Cascades sees green from environmental strategy
Feb. 23, 2007 - Cascades Inc. says it is looking to take advantage of the public's growing environmental consciousness to drive up sales of its green paper products.
The company, based in Kingsey Falls, Que., is one of Canada's largest users of recycled paper products.
“We are well-positioned in the market with our offering of recycled-based products, which show benefit from the growing customer awareness for the environment,” president and chief executive officer Alain Lemaire said [Feb. 22] in a conference call after the company announced stronger fourth-quarter and annual results.
Staying with the recycling theme, Cascades' Tissue Group also plans to increase marketing on its environmentally friendly paper offerings.
The tissue group yesterday announced that it is investing US $15-million at its mill in Memphis, Tenn., to add a de-inking line. The plant, which was acquired in 2004 from American Tissue, will use exclusively sorted office paper and a chlorine-free bleaching process to offer paper that contains 100 per cent recycled post-consumer waste.
Recently, Cascades was recognized with awards for being an environmentally progressive paper vendor.
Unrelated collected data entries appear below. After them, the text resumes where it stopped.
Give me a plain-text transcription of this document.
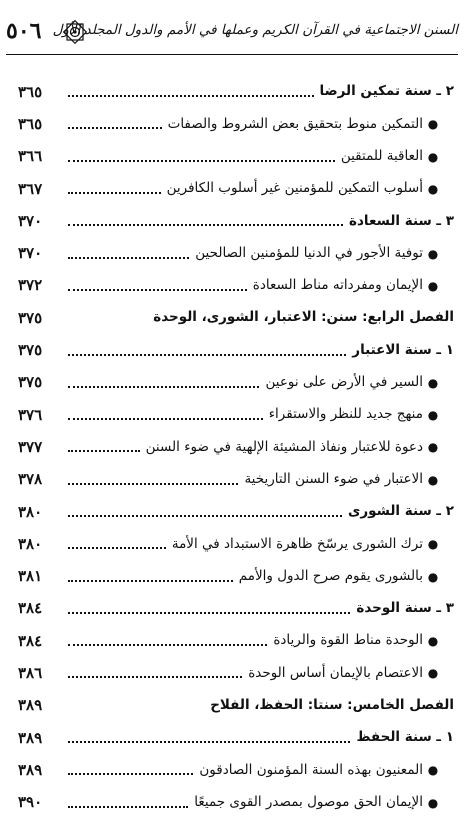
٥٠٦ السنن الاجتماعية في القرآن الكريم وعملها في الأمم والدول المجلد الأول
٢ ـ سنة تمكين الرضا
٣٦٥
●
التمكين منوط بتحقيق بعض الشروط والصفات
٣٦٥
●
العاقبة للمتقين
٣٦٦
●
أسلوب التمكين للمؤمنين غير أسلوب الكافرين
٣٦٧
٣ ـ سنة السعادة
٣٧٠
●
توفية الأجور في الدنيا للمؤمنين الصالحين
٣٧٠
●
الإيمان ومفرداته مناط السعادة
٣٧٢
الفصل الرابع: سنن: الاعتبار، الشورى، الوحدة
٣٧٥
١ ـ سنة الاعتبار
٣٧٥
●
السير في الأرض على نوعين
٣٧٥
●
منهج جديد للنظر والاستقراء
٣٧٦
●
دعوة للاعتبار ونفاذ المشيئة الإلهية في ضوء السنن
٣٧٧
●
الاعتبار في ضوء السنن التاريخية
٣٧٨
٢ ـ سنة الشورى
٣٨٠
●
ترك الشورى يرسّخ ظاهرة الاستبداد في الأمة
٣٨٠
●
بالشورى يقوم صرح الدول والأمم
٣٨١
٣ ـ سنة الوحدة
٣٨٤
●
الوحدة مناط القوة والريادة
٣٨٤
●
الاعتصام بالإيمان أساس الوحدة
٣٨٦
الفصل الخامس: سنتا: الحفظ، الفلاح
٣٨٩
١ ـ سنة الحفظ
٣٨٩
●
المعنيون بهذه السنة المؤمنون الصادقون
٣٨٩
●
الإيمان الحق موصول بمصدر القوى جميعًا
٣٩٠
The company also cut 125,000 tonnes of greenhouse gases last year, representing 10 per cent of its gas emissions, Lemaire said.
According to an industry analyst, the environmental focus will help give the company a competitive advantage.
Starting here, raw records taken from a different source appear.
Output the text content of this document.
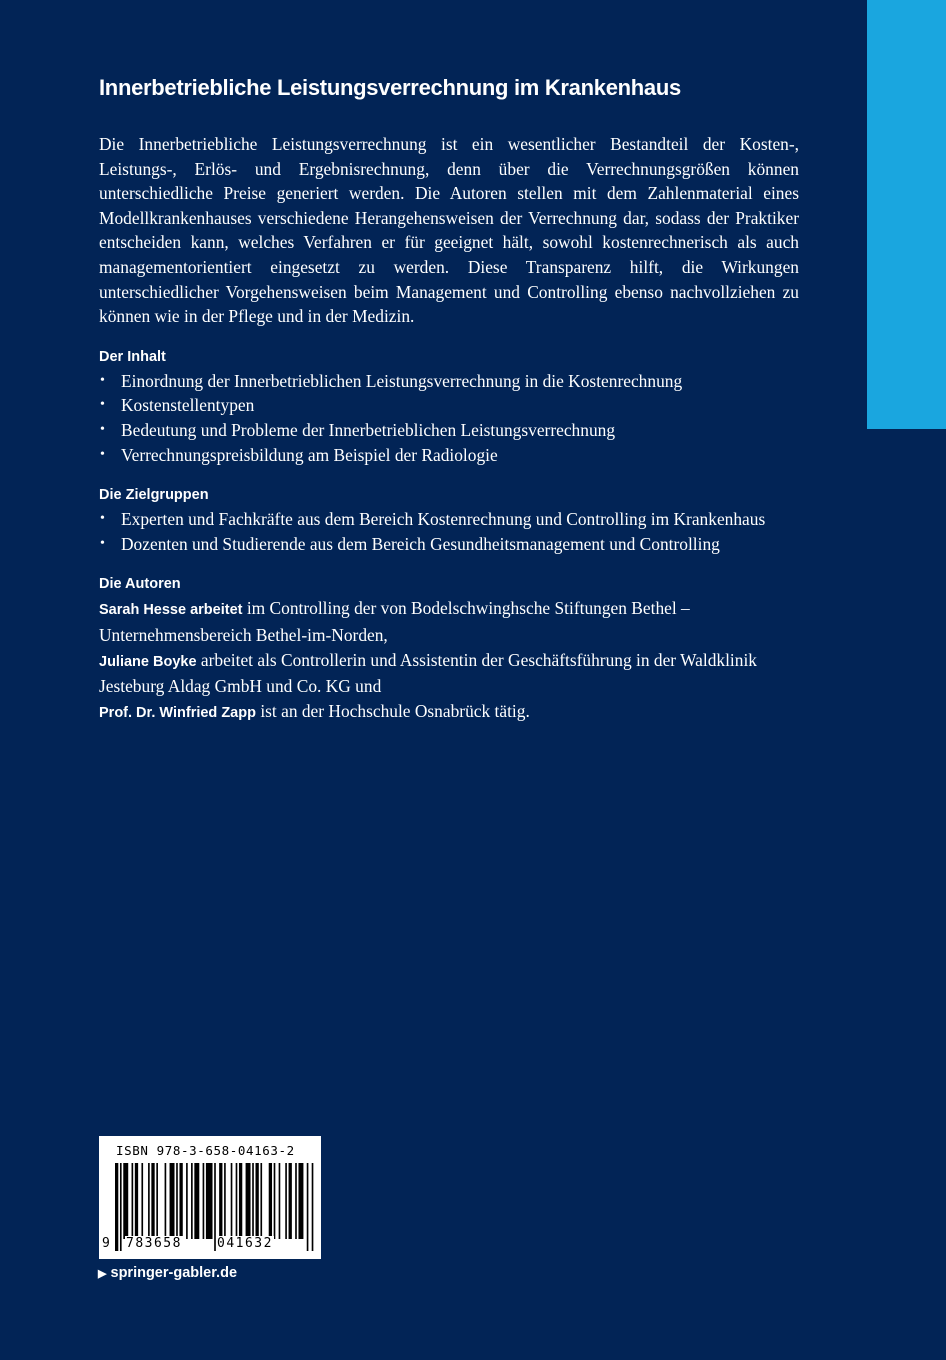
Innerbetriebliche Leistungsverrechnung im Krankenhaus

Die Innerbetriebliche Leistungsverrechnung ist ein wesentlicher Bestandteil der Kosten-, Leistungs-, Erlös- und Ergebnisrechnung, denn über die Verrechnungsgrößen können unterschiedliche Preise generiert werden. Die Autoren stellen mit dem Zahlenmaterial eines Modellkrankenhauses verschiedene Herangehensweisen der Verrechnung dar, sodass der Praktiker entscheiden kann, welches Verfahren er für geeignet hält, sowohl kostenrechnerisch als auch managementorientiert eingesetzt zu werden. Diese Transparenz hilft, die Wirkungen unterschiedlicher Vorgehensweisen beim Management und Controlling ebenso nachvollziehen zu können wie in der Pflege und in der Medizin.

Der Inhalt
• Einordnung der Innerbetrieblichen Leistungsverrechnung in die Kostenrechnung
• Kostenstellentypen
• Bedeutung und Probleme der Innerbetrieblichen Leistungsverrechnung
• Verrechnungspreisbildung am Beispiel der Radiologie
Die Zielgruppen
• Experten und Fachkräfte aus dem Bereich Kostenrechnung und Controlling im Krankenhaus
• Dozenten und Studierende aus dem Bereich Gesundheitsmanagement und Controlling
Die Autoren

Sarah Hesse arbeitet im Controlling der von Bodelschwinghsche Stiftungen Bethel – Unternehmensbereich Bethel-im-Norden,

Juliane Boyke arbeitet als Controllerin und Assistentin der Geschäftsführung in der Waldklinik Jesteburg Aldag GmbH und Co. KG und

Prof. Dr. Winfried Zapp ist an der Hochschule Osnabrück tätig.

ISBN 978-3-658-04163-2
9 783658	041632
▶ springer-gabler.de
“When you see announcements by publishers saying that they want to use more and more green products, it's a direct implication for a company such as Cascades,” said Pierre Lacroix of Desjardins Securities in Montreal.
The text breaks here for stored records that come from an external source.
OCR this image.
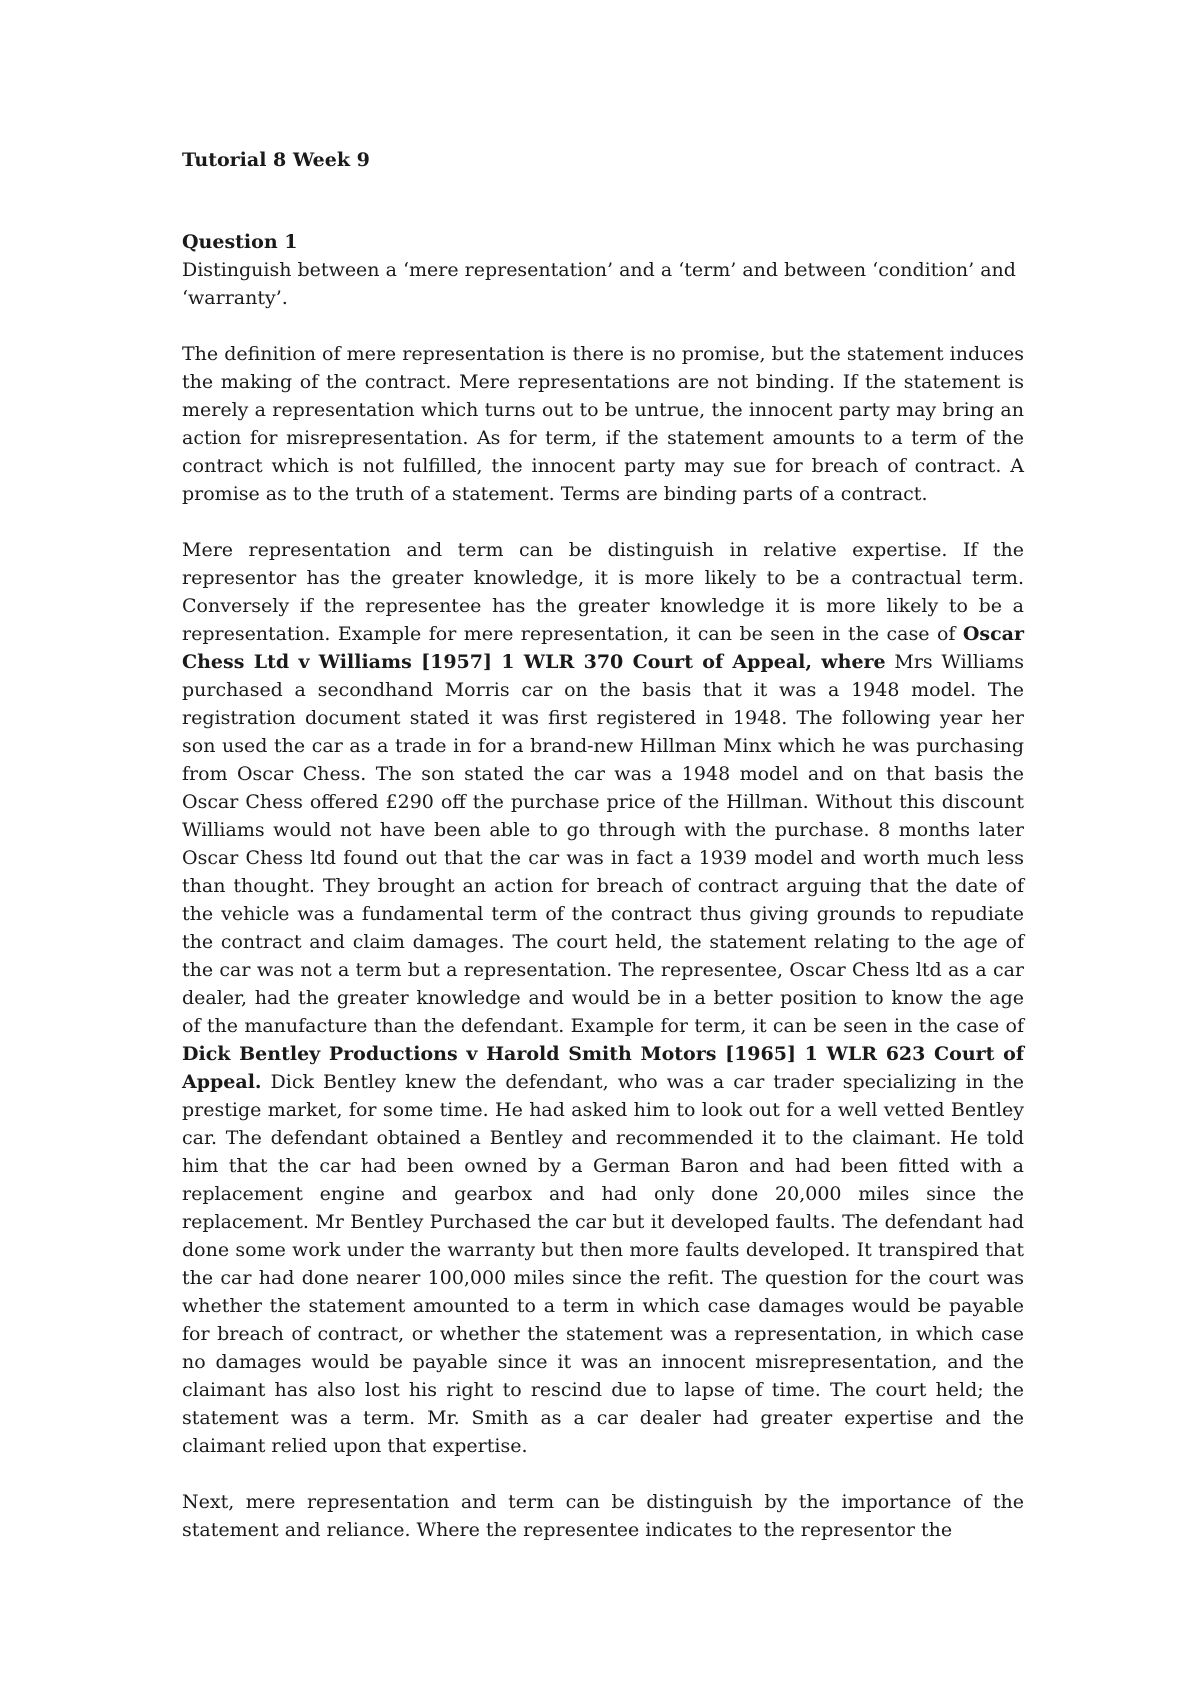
Tutorial 8 Week 9
Question 1

Distinguish between a ‘mere representation’ and a ‘term’ and between ‘condition’ and ‘warranty’.

The definition of mere representation is there is no promise, but the statement induces the making of the contract. Mere representations are not binding. If the statement is merely a representation which turns out to be untrue, the innocent party may bring an action for misrepresentation. As for term, if the statement amounts to a term of the contract which is not fulfilled, the innocent party may sue for breach of contract. A promise as to the truth of a statement. Terms are binding parts of a contract.

Mere representation and term can be distinguish in relative expertise. If the representor has the greater knowledge, it is more likely to be a contractual term. Conversely if the representee has the greater knowledge it is more likely to be a representation. Example for mere representation, it can be seen in the case of Oscar Chess Ltd v Williams [1957] 1 WLR 370 Court of Appeal, where Mrs Williams purchased a secondhand Morris car on the basis that it was a 1948 model. The registration document stated it was first registered in 1948. The following year her son used the car as a trade in for a brand-new Hillman Minx which he was purchasing from Oscar Chess. The son stated the car was a 1948 model and on that basis the Oscar Chess offered £290 off the purchase price of the Hillman. Without this discount Williams would not have been able to go through with the purchase. 8 months later Oscar Chess ltd found out that the car was in fact a 1939 model and worth much less than thought. They brought an action for breach of contract arguing that the date of the vehicle was a fundamental term of the contract thus giving grounds to repudiate the contract and claim damages. The court held, the statement relating to the age of the car was not a term but a representation. The representee, Oscar Chess ltd as a car dealer, had the greater knowledge and would be in a better position to know the age of the manufacture than the defendant. Example for term, it can be seen in the case of Dick Bentley Productions v Harold Smith Motors [1965] 1 WLR 623 Court of Appeal. Dick Bentley knew the defendant, who was a car trader specializing in the prestige market, for some time. He had asked him to look out for a well vetted Bentley car. The defendant obtained a Bentley and recommended it to the claimant. He told him that the car had been owned by a German Baron and had been fitted with a replacement engine and gearbox and had only done 20,000 miles since the replacement. Mr Bentley Purchased the car but it developed faults. The defendant had done some work under the warranty but then more faults developed. It transpired that the car had done nearer 100,000 miles since the refit. The question for the court was whether the statement amounted to a term in which case damages would be payable for breach of contract, or whether the statement was a representation, in which case no damages would be payable since it was an innocent misrepresentation, and the claimant has also lost his right to rescind due to lapse of time. The court held; the statement was a term. Mr. Smith as a car dealer had greater expertise and the claimant relied upon that expertise.

Next, mere representation and term can be distinguish by the importance of the statement and reliance. Where the representee indicates to the representor the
“I don't say here that you will see material benefits but it's gradually building and the trend is going to continue in the future and they are building on it.”
Cascades' overall results have improved quarter over quarter because they are following a strategy laid out a couple years ago to fix underperforming assets and make targeted acquisitions, he said.
Lemaire hinted he will employ that strategy to address problems in the European operations, while also reducing the company's indebtedness.
“In 2007 we will continue to address our less-performing assets and focus on controlling our costs and manage our raw material supply,” he said.“So count on us for better results for the coming quarters.”